Mobilité

Les incivilités, plaie des transports scolaires

Le congrès régional de la Fédération nationale du Transport de Voyageur Auvergne Rhône-Alpes a évoqué ce jeudi la plaie que représentent notamment dans le transport scolaire, les incivilités. Des comportements qui ne permettent pas de valoriser les transports en commun nécessaires.

Les participants à l’assemblée générale de la Fédération Auvergne-Rhône-Alpes des Transports de Voyageurs (FNTV) ont pu écouter le témoignage vidéo d’un membre du Comité d’Hygiène et de Sécurité d’une entreprise de transport de la région. Ce professionnel a expliqué les incidents graves qui ont entraîné pour une conductrice, un arrêt de maladie depuis le mois de décembre 2018.

L’incident a commencé par un chahut tel qu’en subissent les conducteurs de cars scolaires à longueur de semaine. Mais ce jour là,  le chahut n’en finissait plus. La conductrice a arrêté le car. Les enfants se sont alors déchaînés. Ils ont appelé leurs parents. Des parents sont arrivés, ont bloqué le véhicule avec leurs voitures et s’en sont pris à la conductrice… Un autre chahut, sur une autre ligne a été filmé par des jeunes, et diffusé sur un réseau social spécialisé dans la diffusion de vidéos. Il a même été diffusé par le quotidien le Progrès. En tout 53 000 vues.

Des conséquences sur la sécurité

Le chahut est une distraction, un spectacle dont on se délecte et qui pousse à faire des émules, mais qui peut avoir des conséquences en termes de sécurité. Il a à coup sur des conséquences sur la santé des conducteurs, soumis à un stress quotidien.

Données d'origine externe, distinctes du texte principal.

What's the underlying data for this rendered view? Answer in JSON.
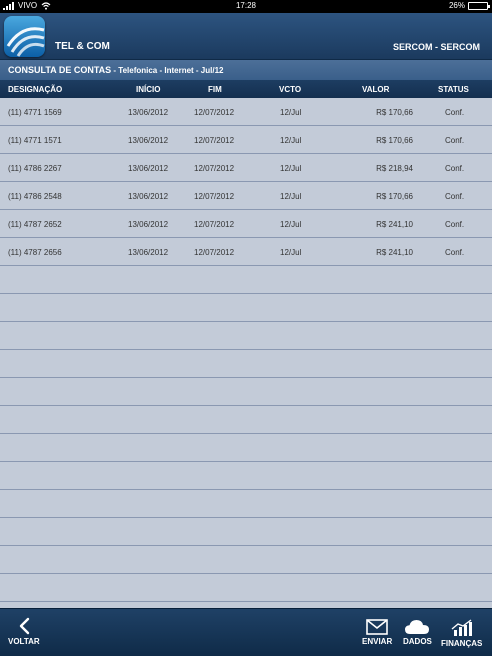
{
  "status_bar": {
    "carrier": "VIVO",
    "time": "17:28",
    "battery": "26%",
    "battery_level": 0.26
  },
  "header": {
    "app_title": "TEL & COM",
    "company": "SERCOM - SERCOM"
  },
  "subtitle": {
    "label": "CONSULTA DE CONTAS",
    "detail": " - Telefonica - Internet - Jul/12"
  },
  "columns": [
    "DESIGNAÇÃO",
    "INÍCIO",
    "FIM",
    "VCTO",
    "VALOR",
    "STATUS"
  ],
  "rows": [
    {
      "designacao": "(11) 4771 1569",
      "inicio": "13/06/2012",
      "fim": "12/07/2012",
      "vcto": "12/Jul",
      "valor": "R$ 170,66",
      "status": "Conf."
    },
    {
      "designacao": "(11) 4771 1571",
      "inicio": "13/06/2012",
      "fim": "12/07/2012",
      "vcto": "12/Jul",
      "valor": "R$ 170,66",
      "status": "Conf."
    },
    {
      "designacao": "(11) 4786 2267",
      "inicio": "13/06/2012",
      "fim": "12/07/2012",
      "vcto": "12/Jul",
      "valor": "R$ 218,94",
      "status": "Conf."
    },
    {
      "designacao": "(11) 4786 2548",
      "inicio": "13/06/2012",
      "fim": "12/07/2012",
      "vcto": "12/Jul",
      "valor": "R$ 170,66",
      "status": "Conf."
    },
    {
      "designacao": "(11) 4787 2652",
      "inicio": "13/06/2012",
      "fim": "12/07/2012",
      "vcto": "12/Jul",
      "valor": "R$ 241,10",
      "status": "Conf."
    },
    {
      "designacao": "(11) 4787 2656",
      "inicio": "13/06/2012",
      "fim": "12/07/2012",
      "vcto": "12/Jul",
      "valor": "R$ 241,10",
      "status": "Conf."
    }
  ],
  "toolbar": {
    "back": "VOLTAR",
    "enviar": "ENVIAR",
    "dados": "DADOS",
    "financas": "FINANÇAS"
  },
  "icons": {
    "back": "chevron-left-icon",
    "enviar": "envelope-icon",
    "dados": "cloud-icon",
    "financas": "chart-icon",
    "logo": "app-logo-icon"
  },
  "colors": {
    "header": "#1b3a5e",
    "table_bg": "#c3cbd8",
    "row_border": "#8a98b1",
    "toolbar": "#0f2b48"
  }
}
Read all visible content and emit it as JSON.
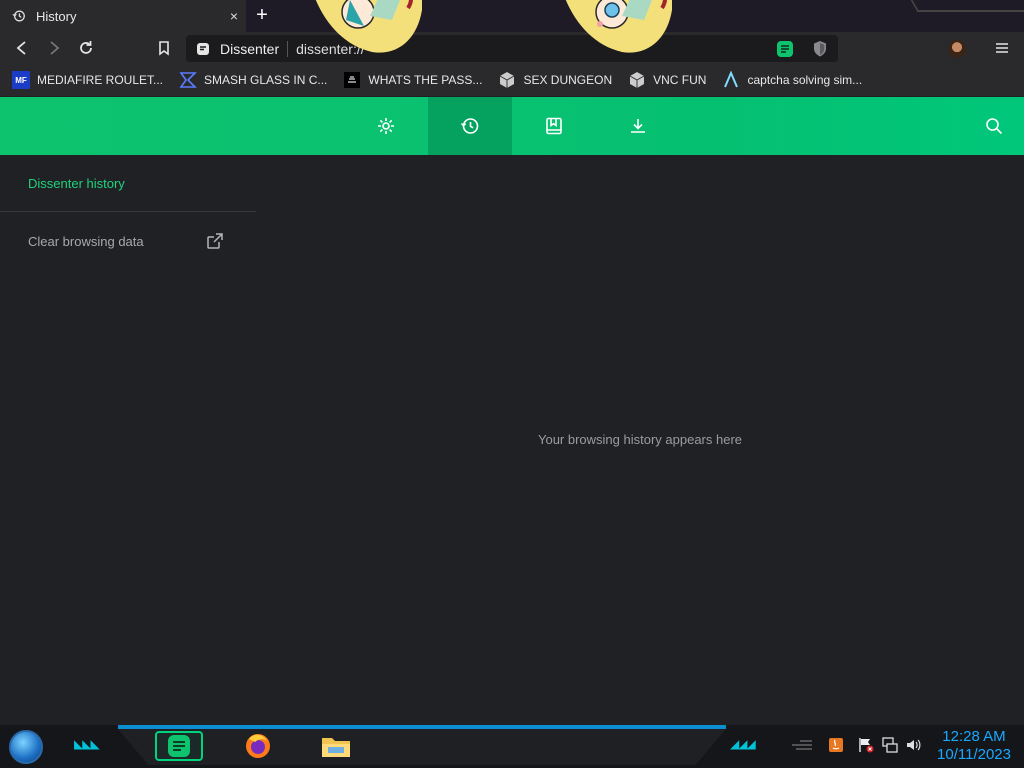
{
  "tab": {
    "title": "History",
    "close": "×",
    "new_tab": "+"
  },
  "omnibox": {
    "site_name": "Dissenter",
    "url": "dissenter://"
  },
  "bookmarks": [
    {
      "label": "MEDIAFIRE ROULET...",
      "icon": "MF"
    },
    {
      "label": "SMASH GLASS IN C...",
      "icon": "smash-icon"
    },
    {
      "label": "WHATS THE PASS...",
      "icon": "pass-icon"
    },
    {
      "label": "SEX DUNGEON",
      "icon": "cube-icon"
    },
    {
      "label": "VNC FUN",
      "icon": "cube-icon"
    },
    {
      "label": "captcha solving sim...",
      "icon": "lambda-icon"
    }
  ],
  "sidebar": {
    "title": "Dissenter history",
    "items": [
      {
        "label": "Clear browsing data"
      }
    ]
  },
  "main": {
    "empty_message": "Your browsing history appears here"
  },
  "taskbar": {
    "time": "12:28 AM",
    "date": "10/11/2023"
  },
  "colors": {
    "accent": "#00c16e",
    "accent_dark": "#05a25f",
    "background": "#202124",
    "clock": "#18a9ff"
  }
}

Pour Aurélien Berthelet, Directeur de la société Berthelet, ce stress ne peut que rendre plus difficile les embauches, dans un secteur déjà en tension.  Les réactions sont nécessaires, dans une société de plus en plus violente, notamment par le biais des réseaux sociaux. L’action doit impliquer les établissements d’enseignement. Elle oblige à faire intervenir la gendarmerie ou la police, pour des actions de prévention mais aussi lorsque les évènements le justifient.

Il est aussi nécessaire de sensibiliser les familles, mais aussi les collectivités, et les Autorités organisatrices des Transports (AOT). En les priant de coordonner leurs actions. La Région, qui a mis en place une charte des lycéens, qui a lancé des actions contre le harcèlement scolaire, pourrait pousser le mouvement.